Yüz Sohbetleri: Yüz maskları doğaçlaması sonucunda oluşan bu
doğaçlamada, partnerli çalışan oyuncular önceden kararlaştırdıkları bir konuyu
sadece yüzlerini kullanarak tartışırlar. Daha sonra sadece omuzlar, kollar,
beden ya da bacaklar kullanılarak çalışma sürdürülür. Son aşamada ise beden
kullanımı ile üretilen sesle tartışma gerçekleştirilir.
1967 yılının sonbaharında Chaikin, toplulukla
çalışmalarına hız vermiştir. Bu doğaçlamalar sonunda gerçekleştirilen The
Serpent ( Yılan ) gösterisi halen tamamlanmamış da olsa, topluluğun en
başarılı oyunu kabul edilir. Tezin 'Oyun Sahneleme Provalarında Doğaçlama'
bölümünde ayrıntılı biçimde ele alınacak bu gösteri için, profesyonel
eğitimcilerle bir araya gelinmiştir. Oyunculuk eğitimi vermek için topluluğa
Joseph Schlichter katılmıştır. Psikoterapist olan Schlichter, topluluğa
kazandırdığı harekete dayalı doğaçlamalarla önem kazanmıştır. Amacı sözün
kullanılmadığı alanlarda insanlararası uyumu geliştirmektir.

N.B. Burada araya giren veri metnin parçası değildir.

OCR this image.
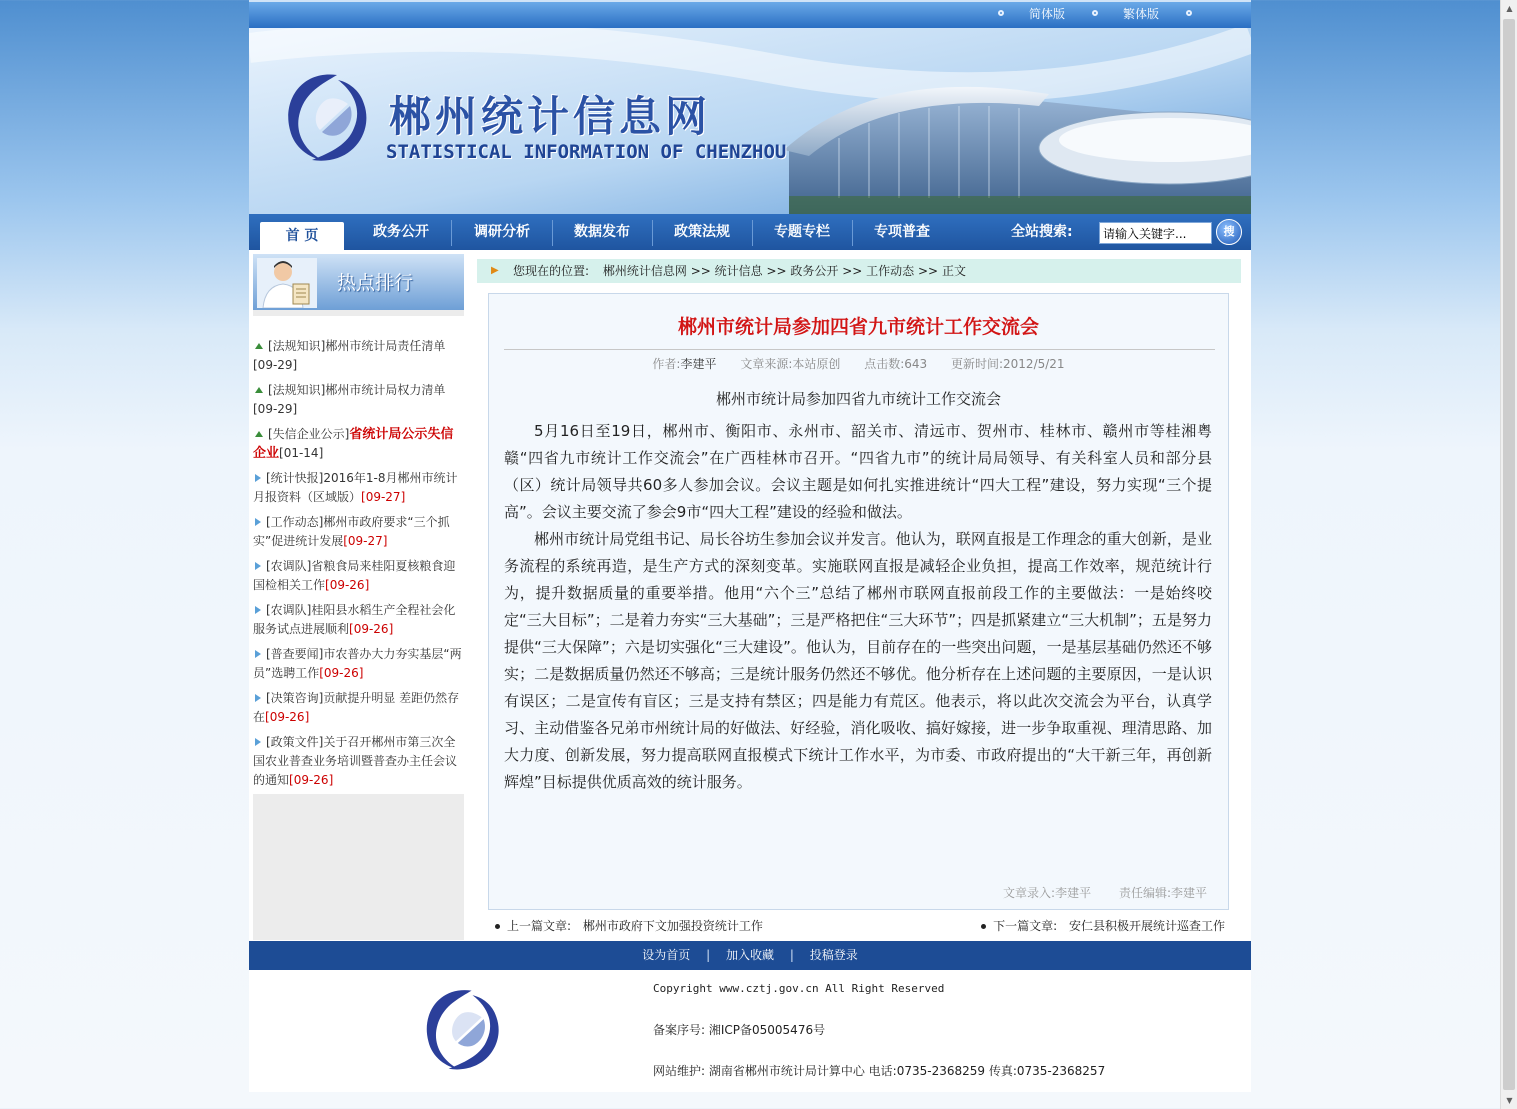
▲
▼
简体版	繁体版
郴州统计信息网
STATISTICAL INFORMATION OF CHENZHOU
首 页	政务公开	调研分析	数据发布	政策法规	专题专栏	专项普查	全站搜索:
请输入关键字...	搜
热点排行
[法规知识]郴州市统计局责任清单
[09-29]
[法规知识]郴州市统计局权力清单
[09-29]
[失信企业公示]省统计局公示失信企业[01-14]
[统计快报]2016年1-8月郴州市统计月报资料（区域版）[09-27]
[工作动态]郴州市政府要求“三个抓实”促进统计发展[09-27]
[农调队]省粮食局来桂阳夏核粮食迎国检相关工作[09-26]
[农调队]桂阳县水稻生产全程社会化服务试点进展顺利[09-26]
[普查要闻]市农普办大力夯实基层“两员”选聘工作[09-26]
[决策咨询]贡献提升明显 差距仍然存在[09-26]
[政策文件]关于召开郴州市第三次全国农业普查业务培训暨普查办主任会议的通知[09-26]
▶ 您现在的位置: 郴州统计信息网 >> 统计信息 >> 政务公开 >> 工作动态 >> 正文
郴州市统计局参加四省九市统计工作交流会
作者:李建平 文章来源:本站原创 点击数:643 更新时间:2012/5/21
郴州市统计局参加四省九市统计工作交流会

5月16日至19日，郴州市、衡阳市、永州市、韶关市、清远市、贺州市、桂林市、赣州市等桂湘粤赣“四省九市统计工作交流会”在广西桂林市召开。“四省九市”的统计局局领导、有关科室人员和部分县（区）统计局领导共60多人参加会议。会议主题是如何扎实推进统计“四大工程”建设，努力实现“三个提高”。会议主要交流了参会9市“四大工程”建设的经验和做法。

郴州市统计局党组书记、局长谷坊生参加会议并发言。他认为，联网直报是工作理念的重大创新，是业务流程的系统再造，是生产方式的深刻变革。实施联网直报是减轻企业负担，提高工作效率，规范统计行为，提升数据质量的重要举措。他用“六个三”总结了郴州市联网直报前段工作的主要做法：一是始终咬定“三大目标”；二是着力夯实“三大基础”；三是严格把住“三大环节”；四是抓紧建立“三大机制”；五是努力提供“三大保障”；六是切实强化“三大建设”。他认为，目前存在的一些突出问题，一是基层基础仍然还不够实；二是数据质量仍然还不够高；三是统计服务仍然还不够优。他分析存在上述问题的主要原因，一是认识有误区；二是宣传有盲区；三是支持有禁区；四是能力有荒区。他表示，将以此次交流会为平台，认真学习、主动借鉴各兄弟市州统计局的好做法、好经验，消化吸收、搞好嫁接，进一步争取重视、理清思路、加大力度、创新发展，努力提高联网直报模式下统计工作水平，为市委、市政府提出的“大干新三年，再创新辉煌”目标提供优质高效的统计服务。

文章录入:李建平 责任编辑:李建平
上一篇文章: 郴州市政府下文加强投资统计工作	下一篇文章: 安仁县积极开展统计巡查工作
设为首页 | 加入收藏 | 投稿登录
Copyright www.cztj.gov.cn All Right Reserved
备案序号: 湘ICP备05005476号
网站维护: 湖南省郴州市统计局计算中心 电话:0735-2368259 传真:0735-2368257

Schlichter'in geliştirdiği doğaçlamalar;
Gezinme, Dönme, Düşme: Chaikin'ın ses-hareket
doğaçlamasının özelliklerinden yola çıkılarak oluşturulan bu doğaçlamada, her
oyuncu, hareketleri kendi hareketlerinden oldukça farklı bir partner seçer.
Partnerinin gezmesi, dönmesi, düşmesi gibi bazı hareketlerini izler. Bunları
aynı biçimde yapmaya çalışır. Aynen yapmayı başarınca, kendi
hareketleriymişçesine doğallaştırarak yineler.

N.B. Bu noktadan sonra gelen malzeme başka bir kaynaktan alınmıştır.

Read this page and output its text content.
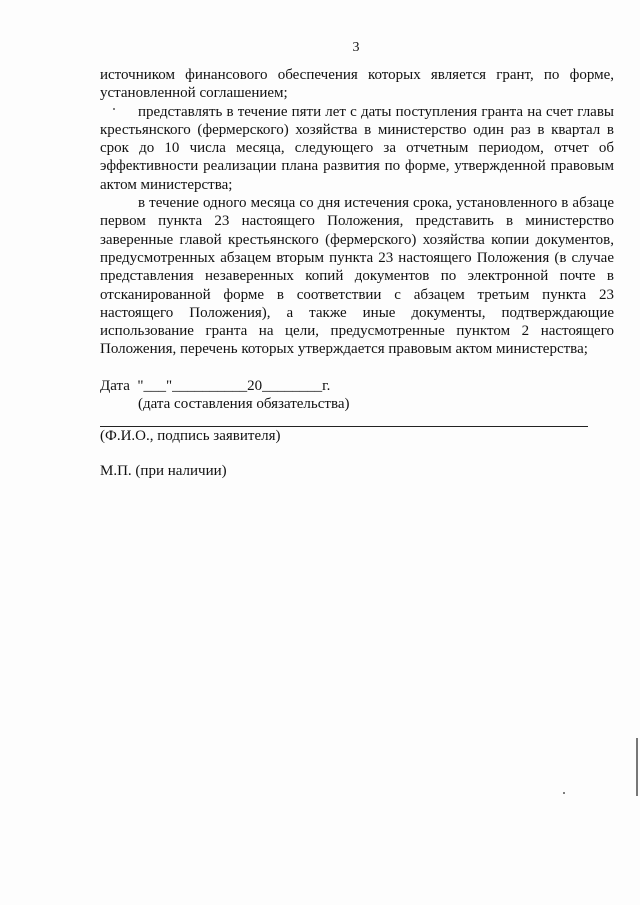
3

источником финансового обеспечения которых является грант, по форме, установленной соглашением;

представлять в течение пяти лет с даты поступления гранта на счет главы крестьянского (фермерского) хозяйства в министерство один раз в квартал в срок до 10 числа месяца, следующего за отчетным периодом, отчет об эффективности реализации плана развития по форме, утвержденной правовым актом министерства;

в течение одного месяца со дня истечения срока, установленного в абзаце первом пункта 23 настоящего Положения, представить в министерство заверенные главой крестьянского (фермерского) хозяйства копии документов, предусмотренных абзацем вторым пункта 23 настоящего Положения (в случае представления незаверенных копий документов по электронной почте в отсканированной форме в соответствии с абзацем третьим пункта 23 настоящего Положения), а также иные документы, подтверждающие использование гранта на цели, предусмотренные пунктом 2 настоящего Положения, перечень которых утверждается правовым актом министерства;

Дата  "___"__________20________г.
(дата составления обязательства)
(Ф.И.О., подпись заявителя)
М.П. (при наличии)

Silkelemek, Sarsmak: Partnerli gerçekleştirilen bu doğaçlamada,
oyunculardan biri yere yatar, diğeri onu rahatlatmak amacı ile başından
başlayıp sırası ile tüm bedenini gerip gevşetir.
Chaikin
Schlichter' in özellikle bu doğaçlamasının yararına dikkat çeker. Oyuncuların
bu doğaçlama ile çocukluklarında yaptıkları çeşitli huysuzlukları yeniden
keşfetmelerinin olanaklı olduğunu söyler. Aynı zamanda doğaçlama, birbirine
dokunma üzerine temellendirildiği için oyunculararası iletişimi de pekiştirir.
Chaikin'ın 'the Open Theatre' elemanları ile birlikte
oluşturduğu veya topluluğa davet ettiği sanatçılarca oluşturulan ya da başka
sanatçılardan alınarak topluluğa uygun hale getirilen bütün bu doğaçlamalar,
'the Open Theatre' topluluğunun oyuncularını daha da yetkinleştirmiştir. Burada
yaşama geçirilen doğaçlamalar 'the Open Theatre' ile sınırlı kalmayarak tüm
tiyatro çevrelerine yayılmıştır. Dünyanın bir çok ülkesindeki tiyatro
topluluklarında ve tiyatro eğitimi veren kurumlarda uygulanmaktadır.